What if we shifted our expectations to focus on the five basics of personal efficacy?
Would that create more space for us to be who we want to be with our students? How can seeing a broader range of learning experiences promote student growth and lighten our “teaching” load? How might we reset our boundaries for what learning means? In answering these questions right now, perhaps we can foster our own resilience even as our best teaching may seem out of reach.
Fostering resilience by seeing efficacy
Finally, Aguilar writes that resilient educators reflect:
The truths we uncover through reflection, Aguilar concludes, are empowering. As the pandemic continues its assault on our sense of efficacy, perhaps a focus on our students’ efficacy can foster resilience for students and educators alike.
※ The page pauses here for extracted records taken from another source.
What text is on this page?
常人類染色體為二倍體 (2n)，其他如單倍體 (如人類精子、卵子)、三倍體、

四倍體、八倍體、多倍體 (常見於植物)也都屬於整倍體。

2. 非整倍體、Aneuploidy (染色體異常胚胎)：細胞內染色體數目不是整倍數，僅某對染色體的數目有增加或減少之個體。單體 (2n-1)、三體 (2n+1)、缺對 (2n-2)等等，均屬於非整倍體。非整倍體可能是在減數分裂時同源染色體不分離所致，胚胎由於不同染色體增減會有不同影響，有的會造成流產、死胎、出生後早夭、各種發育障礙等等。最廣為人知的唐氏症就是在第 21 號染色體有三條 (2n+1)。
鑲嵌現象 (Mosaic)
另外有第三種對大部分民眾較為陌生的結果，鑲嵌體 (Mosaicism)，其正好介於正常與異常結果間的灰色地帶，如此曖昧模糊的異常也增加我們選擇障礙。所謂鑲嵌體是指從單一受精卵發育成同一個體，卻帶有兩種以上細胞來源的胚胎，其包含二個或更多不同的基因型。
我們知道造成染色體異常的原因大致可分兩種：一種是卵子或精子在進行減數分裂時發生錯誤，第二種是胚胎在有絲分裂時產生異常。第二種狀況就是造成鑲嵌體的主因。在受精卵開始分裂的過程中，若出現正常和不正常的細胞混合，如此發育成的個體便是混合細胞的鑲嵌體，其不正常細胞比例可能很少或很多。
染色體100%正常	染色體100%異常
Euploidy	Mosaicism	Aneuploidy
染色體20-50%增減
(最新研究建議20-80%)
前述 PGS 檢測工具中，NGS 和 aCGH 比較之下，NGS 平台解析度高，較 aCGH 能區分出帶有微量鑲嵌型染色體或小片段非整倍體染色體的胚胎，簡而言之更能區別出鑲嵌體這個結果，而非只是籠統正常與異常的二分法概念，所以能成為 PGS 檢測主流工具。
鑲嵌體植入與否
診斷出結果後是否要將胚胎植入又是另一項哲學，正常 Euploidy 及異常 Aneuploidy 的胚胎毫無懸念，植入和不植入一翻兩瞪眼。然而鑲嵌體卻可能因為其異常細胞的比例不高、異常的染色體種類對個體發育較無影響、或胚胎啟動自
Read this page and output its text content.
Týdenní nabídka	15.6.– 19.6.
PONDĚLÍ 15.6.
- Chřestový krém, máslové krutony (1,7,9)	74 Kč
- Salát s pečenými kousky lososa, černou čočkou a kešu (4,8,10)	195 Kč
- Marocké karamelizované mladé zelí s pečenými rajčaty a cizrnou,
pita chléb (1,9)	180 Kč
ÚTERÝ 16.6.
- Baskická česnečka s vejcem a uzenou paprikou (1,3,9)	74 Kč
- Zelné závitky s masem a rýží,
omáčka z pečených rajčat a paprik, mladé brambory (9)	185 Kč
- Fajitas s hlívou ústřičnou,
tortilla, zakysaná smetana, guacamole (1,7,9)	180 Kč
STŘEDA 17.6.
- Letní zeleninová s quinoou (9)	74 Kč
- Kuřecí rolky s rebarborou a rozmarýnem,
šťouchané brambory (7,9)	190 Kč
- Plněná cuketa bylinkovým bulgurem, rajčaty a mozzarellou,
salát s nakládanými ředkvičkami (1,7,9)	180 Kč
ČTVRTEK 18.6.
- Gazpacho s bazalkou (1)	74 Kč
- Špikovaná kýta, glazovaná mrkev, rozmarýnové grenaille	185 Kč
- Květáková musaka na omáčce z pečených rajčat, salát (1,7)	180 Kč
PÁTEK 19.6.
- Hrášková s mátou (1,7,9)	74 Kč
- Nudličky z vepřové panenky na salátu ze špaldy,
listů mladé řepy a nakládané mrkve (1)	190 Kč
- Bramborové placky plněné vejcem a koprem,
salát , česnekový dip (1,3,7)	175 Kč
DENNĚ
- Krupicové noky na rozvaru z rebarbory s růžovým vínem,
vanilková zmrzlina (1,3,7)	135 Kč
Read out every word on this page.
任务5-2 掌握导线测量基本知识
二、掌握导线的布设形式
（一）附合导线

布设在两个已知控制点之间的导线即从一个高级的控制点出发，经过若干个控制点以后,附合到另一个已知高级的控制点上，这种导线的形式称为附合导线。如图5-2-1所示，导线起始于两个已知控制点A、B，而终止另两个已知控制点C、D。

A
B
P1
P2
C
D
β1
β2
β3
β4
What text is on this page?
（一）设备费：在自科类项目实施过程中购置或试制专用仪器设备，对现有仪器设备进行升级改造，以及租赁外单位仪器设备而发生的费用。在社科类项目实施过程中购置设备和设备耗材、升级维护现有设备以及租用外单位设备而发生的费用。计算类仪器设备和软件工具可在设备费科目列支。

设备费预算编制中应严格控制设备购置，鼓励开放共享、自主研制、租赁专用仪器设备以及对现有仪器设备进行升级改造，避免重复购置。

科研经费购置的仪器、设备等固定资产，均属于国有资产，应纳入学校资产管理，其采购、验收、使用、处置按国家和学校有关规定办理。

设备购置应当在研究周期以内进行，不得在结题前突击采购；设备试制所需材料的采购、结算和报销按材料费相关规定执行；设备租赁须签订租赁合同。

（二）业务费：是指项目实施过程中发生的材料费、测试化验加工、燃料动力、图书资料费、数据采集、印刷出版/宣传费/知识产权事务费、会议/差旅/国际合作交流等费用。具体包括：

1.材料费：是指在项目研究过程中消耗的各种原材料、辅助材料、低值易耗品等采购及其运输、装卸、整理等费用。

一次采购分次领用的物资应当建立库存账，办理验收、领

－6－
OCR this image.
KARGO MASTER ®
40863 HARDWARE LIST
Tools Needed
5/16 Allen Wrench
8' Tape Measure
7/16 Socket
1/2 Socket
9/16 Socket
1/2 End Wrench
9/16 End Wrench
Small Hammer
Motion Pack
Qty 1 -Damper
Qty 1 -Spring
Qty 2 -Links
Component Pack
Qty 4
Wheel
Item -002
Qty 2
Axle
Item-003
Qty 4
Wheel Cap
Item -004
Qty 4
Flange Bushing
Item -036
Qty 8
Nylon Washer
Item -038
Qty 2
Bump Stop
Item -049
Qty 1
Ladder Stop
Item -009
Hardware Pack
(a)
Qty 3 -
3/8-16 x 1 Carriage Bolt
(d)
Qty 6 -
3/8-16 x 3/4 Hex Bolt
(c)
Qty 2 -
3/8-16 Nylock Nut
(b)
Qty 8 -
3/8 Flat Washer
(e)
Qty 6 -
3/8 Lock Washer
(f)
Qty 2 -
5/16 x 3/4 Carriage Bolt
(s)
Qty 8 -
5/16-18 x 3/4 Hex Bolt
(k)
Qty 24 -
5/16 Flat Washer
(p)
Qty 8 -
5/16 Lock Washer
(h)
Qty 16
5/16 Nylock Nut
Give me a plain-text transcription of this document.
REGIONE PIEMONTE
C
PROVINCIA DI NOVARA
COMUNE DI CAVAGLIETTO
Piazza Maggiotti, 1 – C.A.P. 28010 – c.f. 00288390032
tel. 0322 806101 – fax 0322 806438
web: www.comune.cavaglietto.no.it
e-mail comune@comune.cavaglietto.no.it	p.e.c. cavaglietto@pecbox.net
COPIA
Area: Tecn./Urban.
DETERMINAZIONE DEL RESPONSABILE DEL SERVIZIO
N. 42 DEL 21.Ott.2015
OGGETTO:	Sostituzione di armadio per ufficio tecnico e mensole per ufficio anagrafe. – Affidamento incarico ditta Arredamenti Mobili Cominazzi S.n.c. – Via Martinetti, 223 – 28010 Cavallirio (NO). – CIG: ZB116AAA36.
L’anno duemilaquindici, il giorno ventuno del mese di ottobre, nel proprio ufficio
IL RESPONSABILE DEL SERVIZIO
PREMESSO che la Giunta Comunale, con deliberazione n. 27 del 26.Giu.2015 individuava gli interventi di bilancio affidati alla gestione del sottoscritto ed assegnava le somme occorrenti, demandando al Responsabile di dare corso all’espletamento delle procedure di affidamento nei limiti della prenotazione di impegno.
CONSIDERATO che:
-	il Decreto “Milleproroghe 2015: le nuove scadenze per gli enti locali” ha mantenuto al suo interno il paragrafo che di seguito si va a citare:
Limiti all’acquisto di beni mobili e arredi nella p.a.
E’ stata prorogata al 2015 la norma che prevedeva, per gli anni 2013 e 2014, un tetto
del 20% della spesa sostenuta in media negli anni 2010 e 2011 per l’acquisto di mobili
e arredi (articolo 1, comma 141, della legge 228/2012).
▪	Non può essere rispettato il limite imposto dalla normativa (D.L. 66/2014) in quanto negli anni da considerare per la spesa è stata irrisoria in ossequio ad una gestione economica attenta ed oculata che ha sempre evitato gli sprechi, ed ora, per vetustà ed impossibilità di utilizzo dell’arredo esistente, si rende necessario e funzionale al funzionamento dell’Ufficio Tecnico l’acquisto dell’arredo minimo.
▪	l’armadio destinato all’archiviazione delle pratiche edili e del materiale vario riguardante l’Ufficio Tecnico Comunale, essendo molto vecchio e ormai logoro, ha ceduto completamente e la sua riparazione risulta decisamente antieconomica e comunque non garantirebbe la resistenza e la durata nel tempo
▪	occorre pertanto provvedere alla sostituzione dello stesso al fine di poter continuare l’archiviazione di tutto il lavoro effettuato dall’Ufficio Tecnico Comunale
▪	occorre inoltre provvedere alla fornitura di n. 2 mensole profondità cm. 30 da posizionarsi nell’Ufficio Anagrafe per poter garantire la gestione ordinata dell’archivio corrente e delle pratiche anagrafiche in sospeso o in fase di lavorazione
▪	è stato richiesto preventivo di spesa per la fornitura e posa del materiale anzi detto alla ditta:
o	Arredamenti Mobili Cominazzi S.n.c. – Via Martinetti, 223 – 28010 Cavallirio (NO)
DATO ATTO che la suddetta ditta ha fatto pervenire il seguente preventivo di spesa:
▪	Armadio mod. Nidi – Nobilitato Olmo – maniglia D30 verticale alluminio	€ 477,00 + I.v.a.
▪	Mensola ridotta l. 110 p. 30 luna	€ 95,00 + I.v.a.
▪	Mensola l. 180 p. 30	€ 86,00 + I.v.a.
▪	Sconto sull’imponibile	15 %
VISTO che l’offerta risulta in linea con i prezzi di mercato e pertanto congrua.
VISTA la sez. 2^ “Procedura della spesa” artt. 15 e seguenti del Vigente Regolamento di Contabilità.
Because as Ken Bergstrom named so powerfully: “To be truly seen with one’s greatest possibilities is one of the most powerful gifts that a good teacher can give a child.”
Aguilar, Elena. (2021). What does the resilient educator do? Educational Leadership. 79(2). https://www.ascd.org/el/articles/the-resilient-educator-what-does-a-resilient-educator-do
Bergstrom, K. (2001.) Attending to the rhythm of early adolescence: Five basics of personal efficacy. In K. Bergstrom, P. Bishop, & J. Carr (Eds.), Living and learning in the middle grades: The dance continues (pp 7-15). Westerville, OH: National Middle School Association.
Stevenson, C. (2002). Teaching ten to fourteen year olds (3rd ed.). White Plains, NY: Longman.